Formally or thematically this poem doesn’t really have anything in common with my piece “Self-Portrait as List of Figures,” but I think of them as related—poetic fraternal twins, perhaps—because they were both inspired by a trip I took last fall. We went to Phoenix to visit a friend and see Brent Green’s stunning film GRAVITY WAS EVERYWHERE BACK THEN. (I’ve written about that trip on this blog, under the post for the poem “Self-Portrait…”) It was a trip marked by chiaroscuro, by the oh-so-light-and-lovely and by the darkness on the horizon.

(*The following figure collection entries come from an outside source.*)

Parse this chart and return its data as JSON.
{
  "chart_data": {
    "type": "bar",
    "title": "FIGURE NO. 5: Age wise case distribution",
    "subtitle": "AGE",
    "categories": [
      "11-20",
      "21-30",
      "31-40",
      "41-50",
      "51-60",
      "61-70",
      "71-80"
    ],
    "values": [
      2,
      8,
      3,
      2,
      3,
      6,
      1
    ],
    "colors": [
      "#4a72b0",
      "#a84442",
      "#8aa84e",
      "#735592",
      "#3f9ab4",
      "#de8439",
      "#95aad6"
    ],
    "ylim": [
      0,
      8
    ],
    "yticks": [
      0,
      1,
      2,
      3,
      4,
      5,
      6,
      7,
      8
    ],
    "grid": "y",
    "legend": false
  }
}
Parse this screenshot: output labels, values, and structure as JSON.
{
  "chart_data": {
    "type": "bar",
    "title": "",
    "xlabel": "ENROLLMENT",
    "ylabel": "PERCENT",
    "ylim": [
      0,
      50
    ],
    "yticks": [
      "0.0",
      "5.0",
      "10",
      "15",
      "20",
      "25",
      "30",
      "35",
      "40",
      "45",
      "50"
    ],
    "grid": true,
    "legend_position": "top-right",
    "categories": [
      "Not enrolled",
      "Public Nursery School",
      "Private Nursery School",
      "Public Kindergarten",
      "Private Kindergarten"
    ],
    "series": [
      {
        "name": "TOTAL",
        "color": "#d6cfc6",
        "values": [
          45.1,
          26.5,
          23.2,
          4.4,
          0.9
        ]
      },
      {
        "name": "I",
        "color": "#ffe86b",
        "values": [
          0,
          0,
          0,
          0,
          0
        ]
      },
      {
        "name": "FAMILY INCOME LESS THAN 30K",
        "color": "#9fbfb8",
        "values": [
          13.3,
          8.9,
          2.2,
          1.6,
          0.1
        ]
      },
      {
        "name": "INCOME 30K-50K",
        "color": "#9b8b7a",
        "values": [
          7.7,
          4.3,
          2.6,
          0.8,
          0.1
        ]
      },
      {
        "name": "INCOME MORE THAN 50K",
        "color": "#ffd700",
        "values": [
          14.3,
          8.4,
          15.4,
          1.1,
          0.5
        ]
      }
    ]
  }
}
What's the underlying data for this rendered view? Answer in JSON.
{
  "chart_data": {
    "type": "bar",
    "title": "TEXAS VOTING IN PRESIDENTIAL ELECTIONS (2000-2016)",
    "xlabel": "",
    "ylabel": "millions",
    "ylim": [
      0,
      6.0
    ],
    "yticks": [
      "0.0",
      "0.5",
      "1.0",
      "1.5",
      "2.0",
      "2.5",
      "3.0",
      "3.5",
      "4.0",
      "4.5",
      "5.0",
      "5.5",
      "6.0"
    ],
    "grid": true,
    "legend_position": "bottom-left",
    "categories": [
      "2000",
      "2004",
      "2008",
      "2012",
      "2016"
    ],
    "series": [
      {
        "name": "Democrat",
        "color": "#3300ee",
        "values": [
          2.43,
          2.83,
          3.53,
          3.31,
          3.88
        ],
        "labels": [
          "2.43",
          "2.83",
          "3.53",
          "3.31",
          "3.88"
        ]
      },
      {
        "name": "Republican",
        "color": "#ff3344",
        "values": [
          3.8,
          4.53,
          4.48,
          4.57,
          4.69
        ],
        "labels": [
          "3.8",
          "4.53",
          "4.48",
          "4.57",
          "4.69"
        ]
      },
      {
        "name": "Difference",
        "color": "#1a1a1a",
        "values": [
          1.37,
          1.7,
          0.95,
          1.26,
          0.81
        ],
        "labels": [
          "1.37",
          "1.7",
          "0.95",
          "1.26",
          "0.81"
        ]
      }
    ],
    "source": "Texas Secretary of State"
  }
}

“Cultivar” differs from my normal tone, and I both like that and remain surprised by it. Its allusion to Penelope’s bed has me thinking this morning of what it means to build something, to construct it with your own hands & labor. Behind me as I write is furniture my great grandfather built—an end table, a bourbon barrel turned into a wet bar. The latter is one of my prized possessions.
This weekend I will return to my hometown and sleep in a bed that belonged to my ancestors. I do not know how I feel about this—this first time I will have stayed in my parents’ house since my brother’s death. They have lived in this house for nearly 20 years, but this will be the first time I am not sleeping in my childhood bedroom, because my brother had moved into it before he died, and his things are still on the bed. I am not allowed to sleep in my room, and I do not know how I feel about that. (To be fair, I should say that my mother and I had a pretty healthy conversation about all this a few weeks ago, and I think that the room is not always going to be a shrine to Austin. That surprised me. It was good.)
I think it’s important to build things sometimes. It’s good to know how things work. At one point in my life, I had a favorite kind of sander (bumblebee). I’ve been known to teach myself things just on principle—the idea that this is something you should be able to do.
Over the weekend, my husband was frustrated with something I’d asked him to do (confer with mechanics) and said, “I mean, I don’t know what a carburetor does. Do you?”” I did know (it regulates fuel & air flow into the engine), but I also knew that most cars don’t even have carburetors anymore (they’ve been phased out in favor of fuel injectors).
I should say that my husband is a good man. And I should say that he could have picked a thousand things that I wouldn’t have known about; he just happened onto one of the things I did know. This is the only time in my entire life that it’s been useful for me to know what a carburetor does. But even though it’s not knowledge I needed, I think it’s important to have.